With some few steps I can write $\|X- \phi \phi^T X\|^2_F = \operatorname{tr}(X^TX - XX^T\phi\phi^T)$ that I now consider as the objective function. So writing the lagrangian (and using linearity of trace) I get
\begin{equation} \mathcal{L} = \operatorname{tr}(X^TX) - \operatorname{tr}(XX^T\phi\phi^T) -\lambda(\phi^T\phi-1). \end{equation}
Then,
\begin{equation} \mathbb{R}^d \ni\frac{\partial\mathcal{L}}{\partial\phi} = -\operatorname{Tr}(2XX^T\phi) - 2\lambda\phi. \end{equation}
where I've used again linearity of trace and then commutation with derivative.

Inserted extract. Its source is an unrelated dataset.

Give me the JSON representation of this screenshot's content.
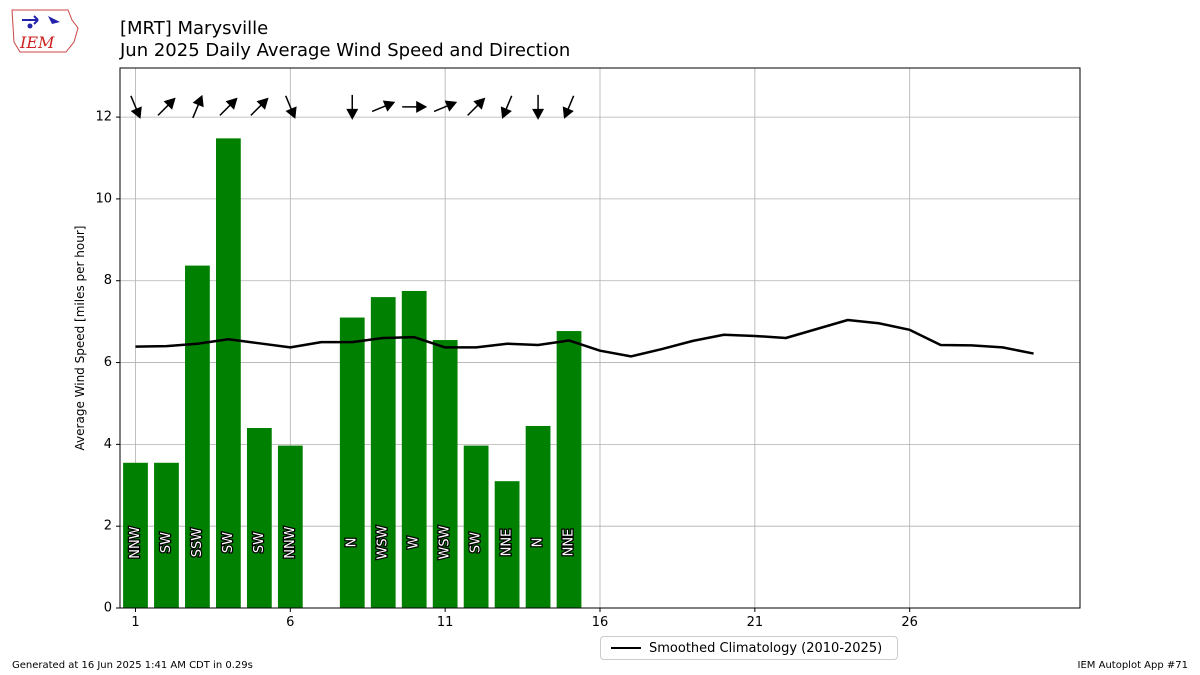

\begin{equation} \frac{d(\operatorname{tr}(f(X))}{dX} = \operatorname{Tr}\left(\frac{df(X)}{dX}\right) \end{equation}
The little thing that makes me wonder is that now the object I have inside the trace has dimensions $d \times 1$ (it's a vector), so the Trace isn't defined? Or is it just equal to its argument? And if yes why? Thanks!
EDIT:
Thank you, a way that I have found to justify in a more rigorous way that works for me is the following:
\begin{equation} \frac{\partial tr(XX^T\phi\phi^T)}{\partial \phi} = \frac{\partial}{\partial\phi}\sum_{i,j}x_{ij}^2\phi_j^2 = \sum_{i,j}2x_{i,j}^2\phi_j = 2XX^T\phi \end{equation}
The key thing here is that the trace of a product of matrices can be seen as the the sum of entry-wise products of their elements i.e. \begin{equation} tr(A^TB) = \sum_{i,j}(A\circ B)_{i,j} \end{equation}
where $\circ$ denotes the Hadamard product.
Since $\phi$ is just a column-vector, you can circumvent the headache of assigning a data-type to a matrix-by-matrix derivative if you rewrite the original expression as $$ \begin{align} \|X - \phi\phi^T X\|_F^2 &= \operatorname{tr}[(X - \phi\phi^TX)^T(X - \phi\phi^TX)] \\ & = \operatorname{tr}(X^TX) - 2\operatorname{tr}(X^T\phi\phi^TX) + \operatorname{tr}(X^T\phi\phi^T\phi\phi^TX) \\ & = \operatorname{tr}(X^TX) - \operatorname{tr}(XX^T\phi\phi^T) \\ & = \operatorname{tr}(X^TX) - \operatorname{tr}(\phi^TXX^T\phi) = \operatorname{tr}(X^TX) - \phi^TXX^T\phi. \end{align} $$ In other words, it is equivalent to consider the optimization problem $$ \max_{\phi \in \Bbb R^d} \phi^T XX^T\phi \quad \text{s.t.} \quad \phi^T\phi = 1. $$ The fact that this maximum is the maximal eigenvalue of $XX^T$ (attained with $\phi$ equal to the corresponding eigenvector) is known as the "Rayleigh-Ritz theorem", but if you wanted you could derive this result using Lagrange multipliers.